Brian Crabtree

Personal information
- Born: Halifax, West Riding of Yorkshire, England

Professional wrestling career

= Brian Crabtree =

British professional wrestler

Brian W. Crabtree is an English retired professional wrestler, referee and master of ceremonies, known for working alongside his brothers Shirley Crabtree, better known as Big Daddy, and promoter Max Crabtree in the British wrestling business.

== Career ==
Crabtree, along with his brothers Shirley and Max, got into wrestling after completing his National Service. It was during a match against a Hungarian wrestler that he sustained an injury and never wrestled again, causing him to become a referee.

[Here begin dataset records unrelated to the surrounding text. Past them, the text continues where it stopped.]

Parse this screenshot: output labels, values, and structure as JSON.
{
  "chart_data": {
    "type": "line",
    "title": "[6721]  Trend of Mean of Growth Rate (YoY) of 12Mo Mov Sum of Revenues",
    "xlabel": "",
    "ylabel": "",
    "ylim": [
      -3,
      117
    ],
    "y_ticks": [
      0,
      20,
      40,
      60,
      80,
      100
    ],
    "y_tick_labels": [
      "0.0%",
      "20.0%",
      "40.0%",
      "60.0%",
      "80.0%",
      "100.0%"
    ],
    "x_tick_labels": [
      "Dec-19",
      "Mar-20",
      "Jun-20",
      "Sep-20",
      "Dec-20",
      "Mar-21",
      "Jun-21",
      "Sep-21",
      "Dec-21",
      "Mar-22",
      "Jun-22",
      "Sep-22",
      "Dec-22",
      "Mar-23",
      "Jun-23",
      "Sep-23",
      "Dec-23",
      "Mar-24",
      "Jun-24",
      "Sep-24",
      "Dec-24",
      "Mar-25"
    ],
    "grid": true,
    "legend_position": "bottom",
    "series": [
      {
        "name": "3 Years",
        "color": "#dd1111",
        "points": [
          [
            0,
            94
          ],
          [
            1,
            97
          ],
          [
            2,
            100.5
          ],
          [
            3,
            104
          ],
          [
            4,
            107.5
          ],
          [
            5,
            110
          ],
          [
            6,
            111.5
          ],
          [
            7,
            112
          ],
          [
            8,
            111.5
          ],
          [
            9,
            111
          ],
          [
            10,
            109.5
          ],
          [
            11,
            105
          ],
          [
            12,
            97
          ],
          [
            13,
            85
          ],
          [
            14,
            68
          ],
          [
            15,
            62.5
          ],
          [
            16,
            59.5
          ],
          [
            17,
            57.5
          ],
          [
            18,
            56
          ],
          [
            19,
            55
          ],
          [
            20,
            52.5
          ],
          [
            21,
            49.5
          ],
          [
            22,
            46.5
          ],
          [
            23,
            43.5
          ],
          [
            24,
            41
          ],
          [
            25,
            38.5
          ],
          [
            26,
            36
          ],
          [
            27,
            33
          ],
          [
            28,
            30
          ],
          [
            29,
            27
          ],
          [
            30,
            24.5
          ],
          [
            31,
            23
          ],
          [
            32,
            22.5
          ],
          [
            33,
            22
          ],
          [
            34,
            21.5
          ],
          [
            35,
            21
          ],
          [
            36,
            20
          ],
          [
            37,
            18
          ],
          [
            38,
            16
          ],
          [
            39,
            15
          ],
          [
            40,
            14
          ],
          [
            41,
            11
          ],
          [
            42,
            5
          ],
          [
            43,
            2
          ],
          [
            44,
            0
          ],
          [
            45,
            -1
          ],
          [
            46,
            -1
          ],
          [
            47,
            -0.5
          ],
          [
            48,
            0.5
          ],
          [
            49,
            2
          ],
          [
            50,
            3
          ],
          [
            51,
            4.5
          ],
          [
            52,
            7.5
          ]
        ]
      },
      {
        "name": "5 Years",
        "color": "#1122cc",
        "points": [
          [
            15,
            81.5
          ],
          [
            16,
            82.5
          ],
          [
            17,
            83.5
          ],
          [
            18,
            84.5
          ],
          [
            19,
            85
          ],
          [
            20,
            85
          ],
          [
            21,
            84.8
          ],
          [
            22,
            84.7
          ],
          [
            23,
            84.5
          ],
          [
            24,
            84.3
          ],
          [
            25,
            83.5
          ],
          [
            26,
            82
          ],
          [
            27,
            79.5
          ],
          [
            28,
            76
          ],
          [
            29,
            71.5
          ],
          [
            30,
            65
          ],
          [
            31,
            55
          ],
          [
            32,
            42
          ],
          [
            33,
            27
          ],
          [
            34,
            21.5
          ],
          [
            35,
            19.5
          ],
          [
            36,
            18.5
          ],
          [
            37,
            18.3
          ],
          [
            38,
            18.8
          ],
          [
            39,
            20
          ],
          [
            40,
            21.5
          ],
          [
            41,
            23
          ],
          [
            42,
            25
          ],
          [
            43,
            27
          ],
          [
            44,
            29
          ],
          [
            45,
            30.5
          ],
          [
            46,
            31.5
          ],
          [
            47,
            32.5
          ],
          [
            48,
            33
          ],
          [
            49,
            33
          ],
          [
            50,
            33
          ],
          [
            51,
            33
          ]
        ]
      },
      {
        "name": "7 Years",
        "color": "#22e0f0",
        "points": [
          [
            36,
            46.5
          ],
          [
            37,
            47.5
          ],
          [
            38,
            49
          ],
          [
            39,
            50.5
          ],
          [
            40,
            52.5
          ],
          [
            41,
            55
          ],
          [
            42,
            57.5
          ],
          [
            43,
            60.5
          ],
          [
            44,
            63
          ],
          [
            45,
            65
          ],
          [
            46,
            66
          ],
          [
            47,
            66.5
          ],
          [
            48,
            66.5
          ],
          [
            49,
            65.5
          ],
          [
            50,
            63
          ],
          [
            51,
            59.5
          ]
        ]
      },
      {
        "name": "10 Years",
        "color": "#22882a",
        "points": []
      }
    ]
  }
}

Before the mid-1970s, Brian and Max worked together in running 20th Century Promotions, an independent wrestling organisation outside of Joint Promotions, the largest wrestling promotion in the United Kingdom.

He later joined his brothers in Joint Promotions in the 1970s after Max took over as Joint's booker and Crabtree became a referee for Joint as a result. However, on one occasion due to the Crabtree brothers' closeness with each other, Kendo Nagasaki refused to wrestle Big Daddy (Shirley) with Crabtree refereeing. Crabtree was a regular ring announcer on World of Sport. He would primarily do ring announcing on television however on occasion he would stand in for Max Ward as the referee for televised matches on ITV. He did get involved in a match in 1979 between Big Daddy and John Quinn where he was knocked out by Quinn after standing on the ring apron. Outside of wrestling, he has acted in a number of films, (No Blade of Grass, The Wild Bunch), and held an Equity card.

== Personal life ==
Brian is the brother of professional wrestler Shirley Crabtree, and promoter Max Crabtree. His nephew Eorl Crabtree is a retired professional rugby league player.